When asking questions:
  • Be as literal as possible. Rather than asking: Are you hurting anywhere? Look for signs of injury or rubbing and ask: Is your arm hurt?
  • Keep questions easy to understand and ask one thing at a time.
    Give people with ASD a choice: Were you at home or with Marcus? Did you go to the store with Mom or with Marcus? Were you with Ben or Mom?
    Be patient as the person attempts to communicate with you. Read nonverbal cues.
    Use pictures. Carry a pad and pencil to draw what you are trying to share for people who think visually. You can make a booklet or lanyard of common scenes: Pictures of other people with disabilities, pictures of people sitting together. You can also use the pad to “script” or describe what is happening. This can remove the verbal communication demands and may reduce stress and anxiety.
    If people with ASD are stuck on one topic, listen and affirm what they are saying. It may help them move past it.
    Have a safe support person/care attendant present for people with ASD if possible – family member, care attendant, or another safe person in their lives.
    Thank people with ASD for their participation.

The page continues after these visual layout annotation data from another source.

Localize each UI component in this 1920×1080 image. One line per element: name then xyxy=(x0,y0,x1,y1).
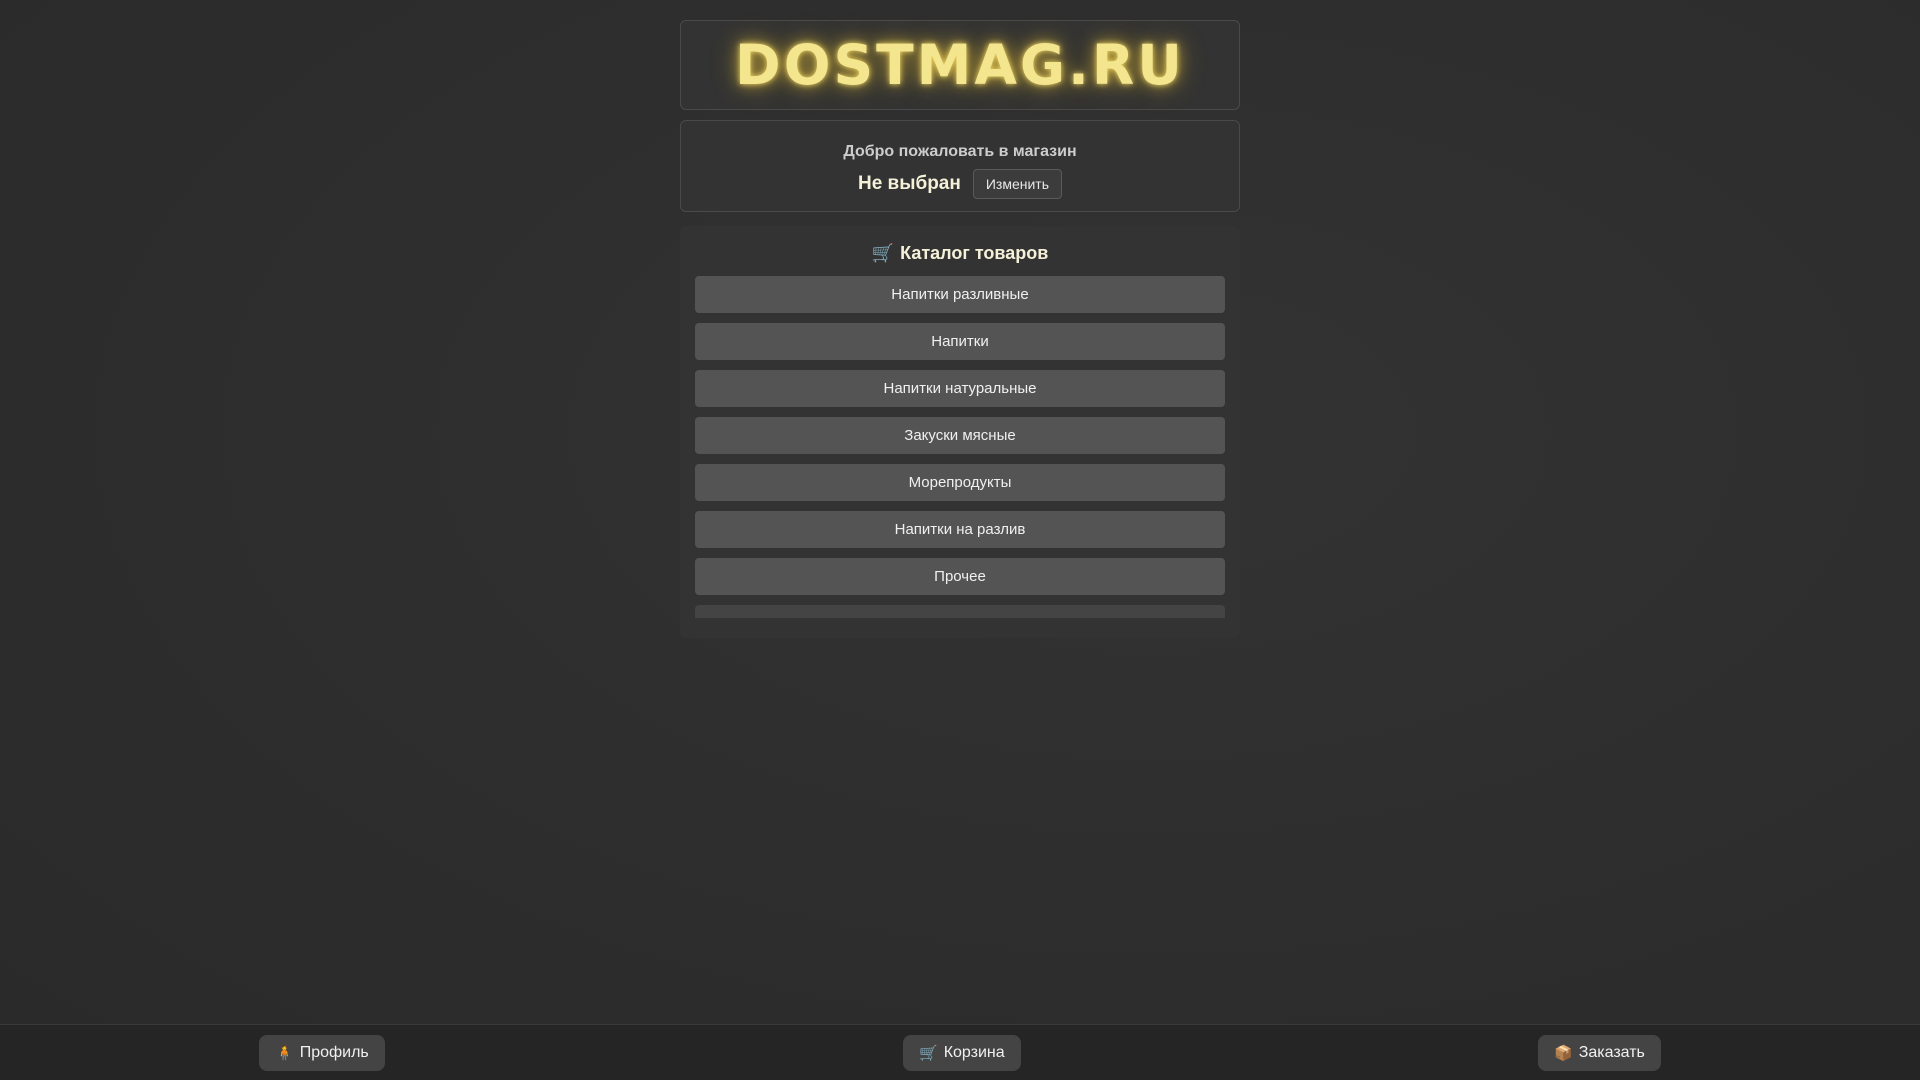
category-button[interactable]: Напитки натуральные xyxy=(695,370,1225,407)
logo-panel: DOSTMAG.RU xyxy=(680,20,1240,110)
package-icon: 📦 xyxy=(1554,1045,1573,1062)
logo: DOSTMAG.RU xyxy=(735,33,1185,97)
order-button[interactable]: 📦 Заказать xyxy=(1538,1035,1661,1071)
category-button[interactable]: Напитки разливные xyxy=(695,276,1225,313)
page: DOSTMAG.RU Добро пожаловать в магазин Не… xyxy=(0,0,1920,1080)
store-name: Не выбран xyxy=(857,173,961,194)
cart-button[interactable]: 🛒 Корзина xyxy=(903,1035,1021,1071)
change-store-button[interactable]: Изменить xyxy=(972,169,1062,199)
category-button-partial[interactable] xyxy=(695,605,1225,618)
category-button[interactable]: Напитки xyxy=(695,323,1225,360)
profile-label: Профиль xyxy=(299,1044,369,1061)
bottom-nav: 🧍 Профиль 🛒 Корзина 📦 Заказать xyxy=(0,1024,1920,1080)
order-label: Заказать xyxy=(1578,1044,1645,1061)
profile-button[interactable]: 🧍 Профиль xyxy=(259,1035,385,1071)
category-button[interactable]: Морепродукты xyxy=(695,464,1225,501)
cart-label: Корзина xyxy=(943,1044,1005,1061)
category-button[interactable]: Напитки на разлив xyxy=(695,511,1225,548)
person-icon: 🧍 xyxy=(275,1045,294,1062)
category-button[interactable]: Закуски мясные xyxy=(695,417,1225,454)
catalog-title: 🛒 Каталог товаров xyxy=(695,242,1225,264)
catalog-title-text: Каталог товаров xyxy=(900,243,1049,263)
store-row: Не выбран Изменить xyxy=(681,169,1239,199)
catalog-panel: 🛒 Каталог товаров Напитки разливные Напит… xyxy=(680,226,1240,638)
store-panel: Добро пожаловать в магазин Не выбран Изм… xyxy=(680,120,1240,212)
cart-icon: 🛒 xyxy=(919,1045,938,1062)
category-list[interactable]: Напитки разливные Напитки Напитки натура… xyxy=(695,276,1225,618)
cart-icon: 🛒 xyxy=(871,243,895,263)
category-button[interactable]: Прочее xyxy=(695,558,1225,595)
main-column: DOSTMAG.RU Добро пожаловать в магазин Не… xyxy=(680,20,1240,638)
welcome-text: Добро пожаловать в магазин xyxy=(843,143,1077,160)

    Anxiety and agitation in new situations are common for people with ASD. In times of severe anxiety, signs of distress may increase. For example, the person may make more vocalizations, making strange and/or loud noises, covering eyes or ears, humming, shutting down, and/or becoming verbally agitated and aggressive.
    If the person with ASD becomes upset or distraught, create space and distance until they can regain control. Remove the person or thing that is upsetting the person with ASD. Allow for plenty of space and do not crowd the person or the room. If possible, include a safe support person or care attendant.
    Avoid repeatedly asking the person if they are OK or continuously talking to them. Silence may help the person regulate.
    Avoid restraining or getting physical with people with ASD; it will most likely make things far worse. For first responders and law enforcement, if there is actual danger to the person or others, and it’s absolutely necessary, you can block the door or person to keep them from doing harm to people or property or running.
    Model deep breathing when they are distressed, because people with ASD may start to mimic you.
    Offer a snack, weighted blankets, or fidget toys.
    If the person is talking a lot and seems to need to ramble, listen.
    Interact through physical activity. Sometimes it can help to go outside and walk around and then go back to doing the interview.
    Elopement (running away)
    If you are called because a person with ASD has eloped (run away):
    Immediately ask support people (family members, care attendants, others) if the person with ASD is attracted to water. Search nearby pools, ponds, lakes, rivers, etc. Sometimes elopement results in accidental drownings.
    Ask support people if the person with ASD has any other fascinations with specific places or objects to help guide search efforts.
    If people with ASD attempt to elope while you are working with them:
    Remain calm and tell them you are worried about their safety.
    Avoid running after them, as it may make them run faster.
    Ask them to come back to a safe place with you: Bean bag chair, rocking chair, quiet room, etc.
    Enlist help from a support person/care attendant.
    Try to determine whether the person was running away from something or to something.
    If a person seems emotionally overwhelmed, and is running to escape or avoid a person, environment, or task, offer breaks and calming activities.
    If the person is running to get something – for example, if they saw something interesting across the street – if it is safe, allow them to address that distraction, and then move back to the original location.